The industry has been careful to maintain the language of libertarian idealism throughout — decentralisation, financial freedom, democratising access to capital. Brian Armstrong of Coinbase is particularly skilled at this register. His public statements position crypto as a civic project, a way of returning financial sovereignty to ordinary people. The actual political strategy operated somewhat differently. The crypto lobby has spent $271 million on the 2026 midterms alone, with Fairshake — backed by Coinbase, Ripple, Andreessen Horowitz, and others — using the money to run attack ads against candidates who have voted for consumer protections on digital assets. In Illinois, Fairshake labelled a progressive candidate as corrupt for supporting consumer rights legislation, while backing a rival who had voted for the industry's preferred stablecoin bill. The decentralisation rhetoric does not survive contact with the actual spending behaviour.

Marc Andreessen of Andreessen Horowitz — a former Democratic donor who remade himself as one of Trump's most prominent Silicon Valley allies — has been among the most candid about what the investment represents. What unites the roster of Trump's crypto allies — Andreessen, Peter Thiel, David Sacks, Changpeng Zhao, Michael Saylor, Brian Armstrong — is not ideology in any coherent sense. It is the recognition that an administration willing to dismantle oversight, pardon fraud convictions, and dismiss enforcement actions is worth purchasing, and that cryptocurrency is a convenient vehicle for doing so.

Trump issued a controversial pardon for former Binance CEO Changpeng Zhao, who had previously served four months in prison related to his exchange's lax anti-money laundering controls. Zhao's exchange had processed transactions for sanctioned entities, terrorist organisations, and drug markets. The pardon was welcomed warmly by the industry. Nobody noted the irony of a movement that claims to distrust government power celebrating a presidential intervention that erased a federal conviction in exchange for political loyalty.

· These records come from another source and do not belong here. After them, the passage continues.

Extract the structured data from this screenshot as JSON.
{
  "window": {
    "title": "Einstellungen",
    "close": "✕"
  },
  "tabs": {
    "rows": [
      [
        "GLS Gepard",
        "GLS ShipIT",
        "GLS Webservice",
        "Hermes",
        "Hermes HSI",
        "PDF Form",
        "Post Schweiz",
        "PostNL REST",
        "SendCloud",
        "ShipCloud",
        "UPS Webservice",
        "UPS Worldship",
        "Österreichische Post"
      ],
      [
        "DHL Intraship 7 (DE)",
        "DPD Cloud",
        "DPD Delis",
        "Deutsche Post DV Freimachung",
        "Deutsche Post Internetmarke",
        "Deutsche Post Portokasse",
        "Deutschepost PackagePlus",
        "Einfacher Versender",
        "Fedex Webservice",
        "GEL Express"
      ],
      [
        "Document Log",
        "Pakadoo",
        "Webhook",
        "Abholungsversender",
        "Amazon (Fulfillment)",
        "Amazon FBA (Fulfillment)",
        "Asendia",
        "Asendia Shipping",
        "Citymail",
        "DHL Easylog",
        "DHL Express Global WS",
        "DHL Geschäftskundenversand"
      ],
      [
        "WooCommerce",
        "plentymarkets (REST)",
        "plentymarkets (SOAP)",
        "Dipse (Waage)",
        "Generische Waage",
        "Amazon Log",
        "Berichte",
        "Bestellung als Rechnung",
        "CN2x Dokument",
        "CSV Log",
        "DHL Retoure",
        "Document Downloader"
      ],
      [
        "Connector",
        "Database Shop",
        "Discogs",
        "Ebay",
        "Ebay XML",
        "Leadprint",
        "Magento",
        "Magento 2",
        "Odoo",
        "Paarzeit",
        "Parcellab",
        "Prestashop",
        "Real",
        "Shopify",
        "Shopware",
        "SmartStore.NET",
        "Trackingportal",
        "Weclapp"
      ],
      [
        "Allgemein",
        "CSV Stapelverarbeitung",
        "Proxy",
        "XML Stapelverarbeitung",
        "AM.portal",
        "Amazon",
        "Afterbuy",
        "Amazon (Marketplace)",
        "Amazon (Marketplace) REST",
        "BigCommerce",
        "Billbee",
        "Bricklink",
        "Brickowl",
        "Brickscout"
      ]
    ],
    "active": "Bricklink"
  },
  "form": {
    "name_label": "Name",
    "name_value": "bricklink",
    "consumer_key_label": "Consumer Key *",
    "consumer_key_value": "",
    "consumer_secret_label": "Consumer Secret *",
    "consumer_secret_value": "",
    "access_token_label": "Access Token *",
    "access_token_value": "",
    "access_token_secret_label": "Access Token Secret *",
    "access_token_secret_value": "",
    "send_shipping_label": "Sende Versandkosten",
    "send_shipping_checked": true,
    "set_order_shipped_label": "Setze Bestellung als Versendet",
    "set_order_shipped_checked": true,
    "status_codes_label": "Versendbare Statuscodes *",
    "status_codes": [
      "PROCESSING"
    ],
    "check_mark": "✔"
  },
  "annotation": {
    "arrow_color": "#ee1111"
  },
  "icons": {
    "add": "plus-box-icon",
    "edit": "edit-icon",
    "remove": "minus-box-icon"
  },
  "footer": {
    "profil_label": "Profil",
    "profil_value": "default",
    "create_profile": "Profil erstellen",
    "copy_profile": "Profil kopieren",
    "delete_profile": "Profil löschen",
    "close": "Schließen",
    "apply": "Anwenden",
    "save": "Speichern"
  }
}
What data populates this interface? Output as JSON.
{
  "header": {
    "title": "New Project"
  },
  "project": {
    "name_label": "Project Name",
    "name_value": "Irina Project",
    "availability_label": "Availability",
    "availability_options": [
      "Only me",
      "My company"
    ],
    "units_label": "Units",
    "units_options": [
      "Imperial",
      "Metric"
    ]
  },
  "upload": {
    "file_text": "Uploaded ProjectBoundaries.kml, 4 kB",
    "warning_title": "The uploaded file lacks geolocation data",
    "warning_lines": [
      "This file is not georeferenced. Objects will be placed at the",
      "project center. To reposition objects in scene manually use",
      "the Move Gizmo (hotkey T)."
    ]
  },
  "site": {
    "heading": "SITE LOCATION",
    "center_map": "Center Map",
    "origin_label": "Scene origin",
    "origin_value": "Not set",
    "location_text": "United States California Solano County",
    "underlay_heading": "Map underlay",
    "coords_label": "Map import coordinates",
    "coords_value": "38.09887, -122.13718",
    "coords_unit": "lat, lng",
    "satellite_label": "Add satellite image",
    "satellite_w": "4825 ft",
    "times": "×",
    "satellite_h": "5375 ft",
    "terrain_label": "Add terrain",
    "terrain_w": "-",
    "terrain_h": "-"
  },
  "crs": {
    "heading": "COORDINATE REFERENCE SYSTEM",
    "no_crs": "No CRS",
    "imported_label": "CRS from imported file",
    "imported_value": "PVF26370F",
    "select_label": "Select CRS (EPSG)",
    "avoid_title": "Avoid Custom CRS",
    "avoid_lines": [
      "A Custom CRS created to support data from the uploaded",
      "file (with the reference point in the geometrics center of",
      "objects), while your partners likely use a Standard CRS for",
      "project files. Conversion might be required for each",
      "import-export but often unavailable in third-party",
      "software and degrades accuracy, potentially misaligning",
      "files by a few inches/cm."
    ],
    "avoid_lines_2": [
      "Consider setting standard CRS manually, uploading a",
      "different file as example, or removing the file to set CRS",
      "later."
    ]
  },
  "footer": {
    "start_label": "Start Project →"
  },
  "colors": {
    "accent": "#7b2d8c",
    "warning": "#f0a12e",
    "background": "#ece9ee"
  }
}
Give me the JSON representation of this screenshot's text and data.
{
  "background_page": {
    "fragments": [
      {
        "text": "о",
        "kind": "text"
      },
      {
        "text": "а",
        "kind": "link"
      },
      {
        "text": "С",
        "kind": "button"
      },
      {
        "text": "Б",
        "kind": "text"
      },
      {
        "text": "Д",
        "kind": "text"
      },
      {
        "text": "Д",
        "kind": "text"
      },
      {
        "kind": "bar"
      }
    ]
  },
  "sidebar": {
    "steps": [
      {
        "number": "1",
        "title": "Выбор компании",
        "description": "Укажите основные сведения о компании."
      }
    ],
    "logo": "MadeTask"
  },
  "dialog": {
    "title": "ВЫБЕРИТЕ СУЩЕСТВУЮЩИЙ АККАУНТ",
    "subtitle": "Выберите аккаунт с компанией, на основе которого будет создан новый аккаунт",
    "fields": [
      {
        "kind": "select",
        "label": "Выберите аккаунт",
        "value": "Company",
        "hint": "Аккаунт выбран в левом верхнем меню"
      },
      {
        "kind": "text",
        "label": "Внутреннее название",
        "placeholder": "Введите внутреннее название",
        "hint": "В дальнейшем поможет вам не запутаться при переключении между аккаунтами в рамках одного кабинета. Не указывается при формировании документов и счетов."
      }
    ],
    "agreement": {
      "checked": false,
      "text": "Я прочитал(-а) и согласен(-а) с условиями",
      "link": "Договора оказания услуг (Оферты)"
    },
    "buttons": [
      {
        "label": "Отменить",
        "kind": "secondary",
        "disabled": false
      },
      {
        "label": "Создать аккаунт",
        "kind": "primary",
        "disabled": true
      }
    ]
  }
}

The stablecoin battle currently underway in Congress clarifies the stakes for anyone still treating this as a conventional lobbying story. Trump personally intervened in the dispute between crypto firms and banks over whether companies like Coinbase can offer yields on stablecoins — a product that banks warn could siphon up to $6.6 trillion in deposits from the traditional banking system. "The Genius Act is being threatened and undermined by the banks, and that is unacceptable," Trump posted on social media, shortly after meeting Coinbase CEO Brian Armstrong at the White House. Coinbase shares rose 15 percent the same day. The president of the United States was publicly market-moving a stock in a company that had donated to his inauguration, his ballroom renovation, and his family's crypto ventures.

What the crypto-Trump alliance has produced is not, ultimately, a story about cryptocurrency. Crypto is the vehicle, not the destination. The destination is a system in which regulatory enforcement is available for purchase, in which the distinction between the president's personal financial interests and public policy has been formally dissolved, and in which political opposition can be neutralised through targeted spending in primary elections. Recent reports show crypto interests are amassing more than $250 million for the 2026 elections to get more pro-crypto candidates elected while driving out those standing in their way — focusing increasingly on Democratic primary races to insulate themselves from the effects of any future Republican defeat.

The technology is real. The blockchain is real. The libertarian ethos, if it was ever real, dissolved the moment it became more profitable to capture the state than to escape it. What the industry built, in the end, was not an alternative to the financial system. It was a more efficient mechanism for converting money into political power and political power back into money — a perpetual motion machine for the already wealthy, running on the enthusiasm of the retail investors who bought the tokens and absorbed the losses.

Decentralised finance. Centralised everything else.